CVE-2025-24805: 
Python vulnerability analysis and mitigation

Mobile Security Framework (MobSF) version 4.3.0 and earlier contains a local privilege escalation vulnerability (CVE-2025-24805). The vulnerability exists in the authentication mechanism where a local user with minimal privileges can make use of an access token for materials for scopes which it should not be accepted. This issue was discovered on February 5, 2025, and has been addressed in version 4.3.1 (GitHub Advisory).

The vulnerability is classified as CWE-269 (Improper Privilege Management) with a CVSS v4.0 base score of 8.5 (HIGH). The attack vector is Network (AV:N) with Low attack complexity (AC:L) and requires Low privileges (PR:L). The vulnerability allows unauthorized access to privileged functionality through the exploitation of the authentication token system (NVD).

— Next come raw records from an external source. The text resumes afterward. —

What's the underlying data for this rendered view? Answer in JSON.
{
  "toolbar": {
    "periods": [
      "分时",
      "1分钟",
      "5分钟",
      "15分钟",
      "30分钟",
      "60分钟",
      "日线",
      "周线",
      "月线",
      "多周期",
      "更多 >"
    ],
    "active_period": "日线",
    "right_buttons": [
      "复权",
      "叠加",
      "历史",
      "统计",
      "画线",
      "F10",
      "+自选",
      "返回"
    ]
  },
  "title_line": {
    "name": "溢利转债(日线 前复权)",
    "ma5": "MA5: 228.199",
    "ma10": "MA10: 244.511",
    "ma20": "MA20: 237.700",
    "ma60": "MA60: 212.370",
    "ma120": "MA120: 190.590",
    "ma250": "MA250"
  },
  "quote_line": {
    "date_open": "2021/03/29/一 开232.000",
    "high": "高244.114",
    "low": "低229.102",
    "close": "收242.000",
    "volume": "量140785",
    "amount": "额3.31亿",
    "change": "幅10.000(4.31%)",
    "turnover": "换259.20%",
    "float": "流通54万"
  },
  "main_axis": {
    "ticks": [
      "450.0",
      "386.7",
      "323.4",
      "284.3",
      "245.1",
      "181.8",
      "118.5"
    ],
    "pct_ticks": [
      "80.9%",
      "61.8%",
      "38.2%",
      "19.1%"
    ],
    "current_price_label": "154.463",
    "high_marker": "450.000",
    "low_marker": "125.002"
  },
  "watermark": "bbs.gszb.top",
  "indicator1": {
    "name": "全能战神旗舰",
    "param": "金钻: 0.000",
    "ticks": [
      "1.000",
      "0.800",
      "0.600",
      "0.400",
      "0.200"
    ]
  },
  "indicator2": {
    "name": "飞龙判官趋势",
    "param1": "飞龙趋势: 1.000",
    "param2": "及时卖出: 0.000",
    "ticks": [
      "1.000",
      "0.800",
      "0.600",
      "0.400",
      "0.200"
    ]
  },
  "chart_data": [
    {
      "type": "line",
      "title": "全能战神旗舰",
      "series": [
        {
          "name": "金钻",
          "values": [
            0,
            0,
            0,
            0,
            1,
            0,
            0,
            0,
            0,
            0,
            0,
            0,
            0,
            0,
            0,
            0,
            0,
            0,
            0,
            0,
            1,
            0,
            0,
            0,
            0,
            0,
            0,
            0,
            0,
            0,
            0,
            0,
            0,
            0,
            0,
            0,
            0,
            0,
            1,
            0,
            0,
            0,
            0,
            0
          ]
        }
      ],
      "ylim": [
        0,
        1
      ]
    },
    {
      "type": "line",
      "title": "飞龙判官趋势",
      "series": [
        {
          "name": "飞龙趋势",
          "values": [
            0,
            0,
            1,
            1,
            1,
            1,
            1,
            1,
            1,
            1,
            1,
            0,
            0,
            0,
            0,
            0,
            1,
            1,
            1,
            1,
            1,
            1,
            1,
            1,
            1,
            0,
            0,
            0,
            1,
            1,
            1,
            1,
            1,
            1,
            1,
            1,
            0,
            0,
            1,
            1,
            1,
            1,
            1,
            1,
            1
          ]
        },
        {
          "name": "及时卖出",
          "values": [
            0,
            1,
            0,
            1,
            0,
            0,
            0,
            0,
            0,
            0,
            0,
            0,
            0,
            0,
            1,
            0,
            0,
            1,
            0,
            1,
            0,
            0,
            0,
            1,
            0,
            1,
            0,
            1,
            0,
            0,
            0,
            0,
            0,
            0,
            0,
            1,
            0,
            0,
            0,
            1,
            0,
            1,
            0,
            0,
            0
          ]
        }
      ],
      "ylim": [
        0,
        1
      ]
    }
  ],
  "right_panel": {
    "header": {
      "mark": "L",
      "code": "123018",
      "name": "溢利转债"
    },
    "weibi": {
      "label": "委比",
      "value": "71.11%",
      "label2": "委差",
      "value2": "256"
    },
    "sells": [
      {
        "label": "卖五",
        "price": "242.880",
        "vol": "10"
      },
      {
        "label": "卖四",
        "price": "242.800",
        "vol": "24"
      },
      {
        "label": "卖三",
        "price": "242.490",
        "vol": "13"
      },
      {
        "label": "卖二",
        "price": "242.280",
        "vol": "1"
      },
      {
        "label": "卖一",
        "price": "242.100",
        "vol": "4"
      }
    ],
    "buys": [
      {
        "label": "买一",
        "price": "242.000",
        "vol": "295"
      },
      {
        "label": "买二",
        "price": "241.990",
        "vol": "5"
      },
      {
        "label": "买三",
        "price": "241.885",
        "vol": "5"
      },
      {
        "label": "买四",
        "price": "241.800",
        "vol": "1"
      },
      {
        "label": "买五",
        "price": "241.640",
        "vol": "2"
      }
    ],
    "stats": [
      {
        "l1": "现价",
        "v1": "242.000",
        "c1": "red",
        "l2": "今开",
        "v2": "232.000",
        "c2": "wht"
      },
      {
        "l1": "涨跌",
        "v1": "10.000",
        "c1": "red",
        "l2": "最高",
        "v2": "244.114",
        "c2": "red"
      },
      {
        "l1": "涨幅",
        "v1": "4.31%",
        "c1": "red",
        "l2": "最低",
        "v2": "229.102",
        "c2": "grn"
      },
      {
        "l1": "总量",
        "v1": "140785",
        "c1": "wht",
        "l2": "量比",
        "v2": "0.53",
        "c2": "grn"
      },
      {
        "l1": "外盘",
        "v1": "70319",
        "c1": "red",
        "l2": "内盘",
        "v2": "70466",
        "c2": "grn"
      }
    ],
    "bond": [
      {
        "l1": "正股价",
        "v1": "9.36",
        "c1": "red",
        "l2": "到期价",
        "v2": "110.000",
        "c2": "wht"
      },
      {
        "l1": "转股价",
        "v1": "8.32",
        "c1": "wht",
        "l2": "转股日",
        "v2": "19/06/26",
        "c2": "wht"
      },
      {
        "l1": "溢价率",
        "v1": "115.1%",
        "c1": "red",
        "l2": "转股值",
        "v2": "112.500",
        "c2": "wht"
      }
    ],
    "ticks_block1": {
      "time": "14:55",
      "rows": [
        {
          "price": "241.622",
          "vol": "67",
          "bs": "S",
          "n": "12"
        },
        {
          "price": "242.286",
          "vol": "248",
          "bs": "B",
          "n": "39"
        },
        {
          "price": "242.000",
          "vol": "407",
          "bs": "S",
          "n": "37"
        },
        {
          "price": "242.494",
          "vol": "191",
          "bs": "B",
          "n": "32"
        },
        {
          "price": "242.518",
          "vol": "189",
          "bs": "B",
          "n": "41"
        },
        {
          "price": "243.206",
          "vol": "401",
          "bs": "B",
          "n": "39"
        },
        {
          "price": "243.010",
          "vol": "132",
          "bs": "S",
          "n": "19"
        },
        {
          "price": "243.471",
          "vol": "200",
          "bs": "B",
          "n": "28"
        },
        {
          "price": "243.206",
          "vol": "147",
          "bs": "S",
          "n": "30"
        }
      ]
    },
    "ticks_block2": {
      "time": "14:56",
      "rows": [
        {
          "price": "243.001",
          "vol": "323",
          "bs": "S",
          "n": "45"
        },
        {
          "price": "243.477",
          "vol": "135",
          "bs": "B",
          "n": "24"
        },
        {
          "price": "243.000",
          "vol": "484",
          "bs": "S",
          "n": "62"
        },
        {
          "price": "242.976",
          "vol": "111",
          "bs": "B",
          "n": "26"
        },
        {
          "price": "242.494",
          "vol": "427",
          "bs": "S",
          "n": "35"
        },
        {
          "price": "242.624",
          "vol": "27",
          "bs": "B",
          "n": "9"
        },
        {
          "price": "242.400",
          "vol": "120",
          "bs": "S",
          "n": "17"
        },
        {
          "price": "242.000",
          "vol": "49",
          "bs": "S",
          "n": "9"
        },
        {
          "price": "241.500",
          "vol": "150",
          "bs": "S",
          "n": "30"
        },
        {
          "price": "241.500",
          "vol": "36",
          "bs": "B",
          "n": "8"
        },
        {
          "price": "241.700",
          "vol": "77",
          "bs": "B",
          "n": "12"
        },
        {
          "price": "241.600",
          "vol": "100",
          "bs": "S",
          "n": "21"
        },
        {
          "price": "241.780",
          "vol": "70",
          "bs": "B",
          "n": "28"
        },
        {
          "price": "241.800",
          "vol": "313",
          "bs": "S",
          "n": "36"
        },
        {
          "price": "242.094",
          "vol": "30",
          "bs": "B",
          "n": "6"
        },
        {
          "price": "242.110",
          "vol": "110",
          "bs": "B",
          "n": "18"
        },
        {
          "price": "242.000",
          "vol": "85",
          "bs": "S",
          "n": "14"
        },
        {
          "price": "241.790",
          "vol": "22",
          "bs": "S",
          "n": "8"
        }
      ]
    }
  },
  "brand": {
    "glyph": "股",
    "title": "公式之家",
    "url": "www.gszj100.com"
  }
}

When successfully exploited, this vulnerability allows an attacker to gain unauthorized access to materials and functionality beyond their assigned privilege level. The vulnerability primarily affects the confidentiality and integrity of the system, with High impact on both vectors, while having no direct impact on system availability (GitHub Advisory).

The vulnerability has been patched in MobSF version 4.3.1. All users are advised to upgrade to this version as there are no known workarounds for this vulnerability. The fix involves removing token output in the returned js-script and implementing proper privilege management (GitHub Advisory).